The Board also considered whether the amendment agreement was entered into “in connection with” the transaction. The Board noted that “in connection with” are ordinary words of the English language and must be given a common sense interpretation. The Board agreed with the hearings committee that if the words “in connection with” are given too wide meaning they would potentially catch any material agreement that may be “occasioned by” an offer or merger, for example to reflect a new corporate structure, and to require publication in full of numerous agreements of no significance to voting shareholders.

However, the Board considered that the amendment agreement in question was very different to the “run-of-the-mill” adjustments to commercial arrangements occasioned by the enlargement of the group, and was instead intimately connected with the transaction and designed to avoid the impact of the transaction on prior commercial agreements, which the Board considered to be an impact of very considerable importance.

Impact – the decision provides confirmation that a modification of existing commercial arrangements which is “intimately connected with a transaction” is likely to be regarded as in “connection with” the transaction and therefore, along with a description in the whitewash circular, offer document or scheme circular (as appropriate), trigger a requirement to publish the modification of such arrangements on the company’s website.

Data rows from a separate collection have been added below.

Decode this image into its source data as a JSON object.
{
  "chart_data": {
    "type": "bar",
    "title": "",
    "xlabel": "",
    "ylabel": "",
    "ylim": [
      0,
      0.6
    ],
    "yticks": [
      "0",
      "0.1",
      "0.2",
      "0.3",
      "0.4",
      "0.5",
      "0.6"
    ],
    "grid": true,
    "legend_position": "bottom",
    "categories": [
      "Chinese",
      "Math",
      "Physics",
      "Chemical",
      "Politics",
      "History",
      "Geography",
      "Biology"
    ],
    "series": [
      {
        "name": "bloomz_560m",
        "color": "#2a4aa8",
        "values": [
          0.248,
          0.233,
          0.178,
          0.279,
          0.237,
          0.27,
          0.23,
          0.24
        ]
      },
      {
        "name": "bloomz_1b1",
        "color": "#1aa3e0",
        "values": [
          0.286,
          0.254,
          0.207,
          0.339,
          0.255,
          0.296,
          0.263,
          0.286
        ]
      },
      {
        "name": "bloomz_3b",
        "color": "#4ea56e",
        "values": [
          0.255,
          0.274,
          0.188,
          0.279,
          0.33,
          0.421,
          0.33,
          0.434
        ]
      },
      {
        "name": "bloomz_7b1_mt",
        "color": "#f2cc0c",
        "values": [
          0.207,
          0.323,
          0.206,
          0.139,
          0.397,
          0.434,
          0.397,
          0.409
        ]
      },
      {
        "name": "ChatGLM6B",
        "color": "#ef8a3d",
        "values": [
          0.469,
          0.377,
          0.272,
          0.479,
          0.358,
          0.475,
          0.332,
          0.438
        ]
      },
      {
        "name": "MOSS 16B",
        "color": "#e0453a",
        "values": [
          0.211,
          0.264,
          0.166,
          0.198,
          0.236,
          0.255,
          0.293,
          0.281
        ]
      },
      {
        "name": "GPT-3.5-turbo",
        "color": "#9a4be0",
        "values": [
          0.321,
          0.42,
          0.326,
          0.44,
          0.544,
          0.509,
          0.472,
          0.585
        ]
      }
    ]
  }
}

  • Following the FRC’s publication of the discussion paper “Improving the Quality of Reporting by Smaller Listed and AIM Quoted Companies” in June 2015 (as previously covered here), the FRC has this week published an  update to that paper. The update provides an overview of the feedback to the discussion paper and an update on decisions and progress against the proposals in the following key areas:
    • reporting requirements and practices;
    • audit practices; and
    • company governance and resources.
  • The European Commission has published several technical standards following the implementation of the Market Abuse Regulation 2016 (“MAR”). The Commission has now published a table that sets out all of the technical standards under MAR and their current state of play, including whether the standards have been published in the Official Journal.
  • The Investment Association has published the following guidance notes:

The Investment Association has amended its Principles of Remuneration following the implementation of the Market Abuse Regulation 2016 (“MAR”). The amendment was necessary because of the new definition for “closed periods” prescribed by MAR. The amendment relates to the timing of share awards, as covered by Section C.2.vii of the Principles of Remuneration, which now provides that “the rules of a scheme should provide that share or option awards should normally be granted within a 42 day period immediately following  the end of the closed period under [MAR]”.

The Investment Association has published guidelines on share capital management. The guidance sets out the expectations of The Investment Association’s members as institutional investors on various aspects of share capital, such as the allotment of shares, disapplication of pre-emption rights and share buy-backs. The guidance applies to companies whose shares are admitted to the premium segment of the Official List of the UK Listing Authority, but companies whose shares are admitted to the standard segment of the official list, to trading on AIM or to the High Growth Segment of the London Stock Exchange’s main market are also encouraged to adopt the guidance.